In all, 30 US astronauts spanning Gemini to shuttle - two of them women - gathered at the Kennedy Space Center Visitor Complex for the morning ceremony, which paid high tribute to NASA's golden age of the 1960s and 1970s.
Also present: the children of the late Alan Shepard, the first American in space, and the late Neil Armstrong, the first man to step onto the moon.
The retired astronauts - 25 of them Hall of Famers in matching navy blazers - joined a few hundred space program workers, military veterans, space buffs and tourists in the sunshine, right outside the new visitor center exhibit, called "Heroes and Legends." Carved into fiberglass on the side of the building, a 30-foot-tall bas relief of the original Mercury 7 astronauts looked down on the crowd.

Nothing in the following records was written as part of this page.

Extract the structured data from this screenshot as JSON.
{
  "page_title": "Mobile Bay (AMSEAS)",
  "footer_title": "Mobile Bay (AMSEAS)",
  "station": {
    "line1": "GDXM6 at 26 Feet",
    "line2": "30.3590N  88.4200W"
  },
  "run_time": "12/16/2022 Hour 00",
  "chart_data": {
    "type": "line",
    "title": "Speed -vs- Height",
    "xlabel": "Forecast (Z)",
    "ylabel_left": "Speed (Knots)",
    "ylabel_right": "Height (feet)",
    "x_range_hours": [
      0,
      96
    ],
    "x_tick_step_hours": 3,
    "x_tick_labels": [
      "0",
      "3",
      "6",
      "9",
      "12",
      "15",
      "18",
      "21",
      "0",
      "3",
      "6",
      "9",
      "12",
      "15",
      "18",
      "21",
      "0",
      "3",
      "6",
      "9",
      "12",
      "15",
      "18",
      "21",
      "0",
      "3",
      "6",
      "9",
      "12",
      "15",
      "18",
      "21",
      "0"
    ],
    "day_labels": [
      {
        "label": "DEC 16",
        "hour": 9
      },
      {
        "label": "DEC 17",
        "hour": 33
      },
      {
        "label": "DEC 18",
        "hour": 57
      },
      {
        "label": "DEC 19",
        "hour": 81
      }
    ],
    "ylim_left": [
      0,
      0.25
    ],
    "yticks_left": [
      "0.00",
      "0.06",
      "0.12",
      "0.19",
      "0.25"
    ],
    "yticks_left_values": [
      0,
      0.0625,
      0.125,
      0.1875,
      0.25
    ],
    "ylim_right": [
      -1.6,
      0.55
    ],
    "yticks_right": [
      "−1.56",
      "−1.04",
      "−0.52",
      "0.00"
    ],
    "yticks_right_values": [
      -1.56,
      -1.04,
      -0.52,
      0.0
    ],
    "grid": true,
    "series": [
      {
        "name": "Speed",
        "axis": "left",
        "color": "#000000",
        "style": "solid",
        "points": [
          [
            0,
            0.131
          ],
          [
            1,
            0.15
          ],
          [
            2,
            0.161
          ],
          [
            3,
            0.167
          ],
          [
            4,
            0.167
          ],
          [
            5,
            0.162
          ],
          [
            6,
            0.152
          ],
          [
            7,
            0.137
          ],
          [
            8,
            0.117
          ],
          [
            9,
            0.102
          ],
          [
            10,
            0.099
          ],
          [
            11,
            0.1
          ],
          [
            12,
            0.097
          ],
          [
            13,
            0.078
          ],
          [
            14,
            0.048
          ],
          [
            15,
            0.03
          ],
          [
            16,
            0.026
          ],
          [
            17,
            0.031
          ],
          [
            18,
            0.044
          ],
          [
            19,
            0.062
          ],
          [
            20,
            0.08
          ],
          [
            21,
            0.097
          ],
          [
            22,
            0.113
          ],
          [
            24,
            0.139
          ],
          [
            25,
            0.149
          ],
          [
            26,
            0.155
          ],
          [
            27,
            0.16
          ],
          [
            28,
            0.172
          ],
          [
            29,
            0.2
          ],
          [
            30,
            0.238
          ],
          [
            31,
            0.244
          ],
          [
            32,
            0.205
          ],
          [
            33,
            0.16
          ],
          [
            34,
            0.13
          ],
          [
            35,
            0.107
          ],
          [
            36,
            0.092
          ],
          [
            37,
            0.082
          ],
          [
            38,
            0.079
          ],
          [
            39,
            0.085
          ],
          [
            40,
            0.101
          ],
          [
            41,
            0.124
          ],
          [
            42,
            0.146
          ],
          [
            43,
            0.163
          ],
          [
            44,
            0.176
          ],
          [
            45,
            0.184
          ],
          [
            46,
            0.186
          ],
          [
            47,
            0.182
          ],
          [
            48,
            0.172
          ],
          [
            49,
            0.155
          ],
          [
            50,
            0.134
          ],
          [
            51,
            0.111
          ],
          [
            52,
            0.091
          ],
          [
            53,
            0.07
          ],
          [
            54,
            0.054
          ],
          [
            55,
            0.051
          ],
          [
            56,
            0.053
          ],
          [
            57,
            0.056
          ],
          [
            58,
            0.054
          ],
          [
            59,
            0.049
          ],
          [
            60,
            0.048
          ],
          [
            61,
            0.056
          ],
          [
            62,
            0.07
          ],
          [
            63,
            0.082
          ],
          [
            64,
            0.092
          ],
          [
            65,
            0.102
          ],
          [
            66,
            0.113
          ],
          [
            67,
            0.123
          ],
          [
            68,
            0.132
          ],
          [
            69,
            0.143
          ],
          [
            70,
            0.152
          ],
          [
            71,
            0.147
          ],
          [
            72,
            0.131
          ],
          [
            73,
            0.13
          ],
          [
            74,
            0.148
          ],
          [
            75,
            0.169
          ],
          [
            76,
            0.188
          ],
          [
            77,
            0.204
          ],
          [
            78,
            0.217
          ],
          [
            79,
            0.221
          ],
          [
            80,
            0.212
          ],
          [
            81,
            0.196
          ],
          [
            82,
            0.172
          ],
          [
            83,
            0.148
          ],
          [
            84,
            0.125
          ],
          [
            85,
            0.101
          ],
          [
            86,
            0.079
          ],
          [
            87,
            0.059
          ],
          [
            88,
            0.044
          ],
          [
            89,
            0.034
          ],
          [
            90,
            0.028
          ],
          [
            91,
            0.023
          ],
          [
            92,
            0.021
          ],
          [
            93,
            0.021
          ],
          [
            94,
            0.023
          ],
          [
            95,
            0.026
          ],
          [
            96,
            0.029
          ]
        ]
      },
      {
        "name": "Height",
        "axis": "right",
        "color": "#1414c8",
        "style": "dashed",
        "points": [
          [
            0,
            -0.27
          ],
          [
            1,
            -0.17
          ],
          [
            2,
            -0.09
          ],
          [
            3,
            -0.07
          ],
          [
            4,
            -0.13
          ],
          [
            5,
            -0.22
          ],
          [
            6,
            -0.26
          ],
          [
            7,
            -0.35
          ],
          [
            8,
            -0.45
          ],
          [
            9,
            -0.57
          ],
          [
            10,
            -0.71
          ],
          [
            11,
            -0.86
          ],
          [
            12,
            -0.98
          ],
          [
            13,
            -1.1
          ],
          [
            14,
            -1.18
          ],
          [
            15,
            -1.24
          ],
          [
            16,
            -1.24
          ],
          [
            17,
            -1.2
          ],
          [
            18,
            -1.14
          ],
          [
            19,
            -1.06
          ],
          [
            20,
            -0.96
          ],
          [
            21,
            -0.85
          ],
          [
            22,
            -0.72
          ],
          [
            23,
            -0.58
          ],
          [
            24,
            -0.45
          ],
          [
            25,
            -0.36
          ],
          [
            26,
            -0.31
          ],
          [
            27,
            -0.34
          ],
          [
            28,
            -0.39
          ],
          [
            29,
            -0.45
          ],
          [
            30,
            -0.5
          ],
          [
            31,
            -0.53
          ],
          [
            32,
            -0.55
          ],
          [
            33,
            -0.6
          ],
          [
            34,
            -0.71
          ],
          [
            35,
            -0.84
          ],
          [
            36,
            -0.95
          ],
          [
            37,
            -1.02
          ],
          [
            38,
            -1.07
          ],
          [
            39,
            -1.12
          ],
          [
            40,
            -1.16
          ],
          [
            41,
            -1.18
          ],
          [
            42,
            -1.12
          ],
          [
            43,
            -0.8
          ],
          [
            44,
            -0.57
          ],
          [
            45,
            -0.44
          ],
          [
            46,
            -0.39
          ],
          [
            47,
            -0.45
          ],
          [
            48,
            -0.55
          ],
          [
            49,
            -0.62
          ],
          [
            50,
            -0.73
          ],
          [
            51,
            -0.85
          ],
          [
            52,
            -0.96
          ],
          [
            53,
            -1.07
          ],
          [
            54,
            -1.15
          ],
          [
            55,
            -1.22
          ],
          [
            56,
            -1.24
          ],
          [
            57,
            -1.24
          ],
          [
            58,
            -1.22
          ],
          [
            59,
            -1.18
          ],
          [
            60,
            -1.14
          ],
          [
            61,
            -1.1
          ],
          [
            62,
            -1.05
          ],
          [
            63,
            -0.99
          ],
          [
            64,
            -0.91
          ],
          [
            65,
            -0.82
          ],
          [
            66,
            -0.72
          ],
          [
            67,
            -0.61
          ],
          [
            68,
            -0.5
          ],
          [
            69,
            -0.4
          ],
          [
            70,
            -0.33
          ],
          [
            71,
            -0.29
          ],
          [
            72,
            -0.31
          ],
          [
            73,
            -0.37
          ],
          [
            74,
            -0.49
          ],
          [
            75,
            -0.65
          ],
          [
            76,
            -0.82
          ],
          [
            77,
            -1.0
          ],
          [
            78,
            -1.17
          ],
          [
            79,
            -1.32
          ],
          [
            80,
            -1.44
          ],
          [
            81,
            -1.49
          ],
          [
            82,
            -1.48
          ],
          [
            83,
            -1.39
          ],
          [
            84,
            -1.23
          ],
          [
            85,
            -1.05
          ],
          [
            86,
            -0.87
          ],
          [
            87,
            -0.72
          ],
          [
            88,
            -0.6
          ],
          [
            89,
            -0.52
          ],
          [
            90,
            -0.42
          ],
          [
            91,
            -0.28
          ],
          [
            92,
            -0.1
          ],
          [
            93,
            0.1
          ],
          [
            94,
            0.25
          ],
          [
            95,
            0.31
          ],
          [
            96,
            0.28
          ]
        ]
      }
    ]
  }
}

Mercury 7's lone survivor, John Glenn, 95, sent best wishes.
The event was deliberately held on Veterans Day. All of the early astronauts were military men, as were many of the later space shuttle fliers. The holiday enabled some children to attend without skipping school; a few dressed up in astronaut suits.
During the ceremony, the 88-year-old Lovell said he doesn't consider himself in the same company of his own hero, Charles Lindbergh. Ever humble like so many of his colleagues, Lovell said he just did what he thought was "proper and exciting and something for the country."
"I guess I'm just a lucky guy," he said, grinning, as some of the audience laughed given his commander's role on Apollo 13.
Apollo 15 command module pilot Al Worden, 84, pointed out that the visitor complex showcases a Saturn V moon rocket and space shuttle Atlantis, not to mention all these new artifacts and relics "that I think people a thousand years from now are going to be happy to see."
"They're going to think back on the wonderful days that we've had here," Worden told the crowd. "And I guess in that same vein, that makes me a relic, too."
Apollo 16 moonwalker Charlie Duke, 81, offered this advice to everyone, particularly the young people in the audience and watching on NASA TV: "Dream big, aim high."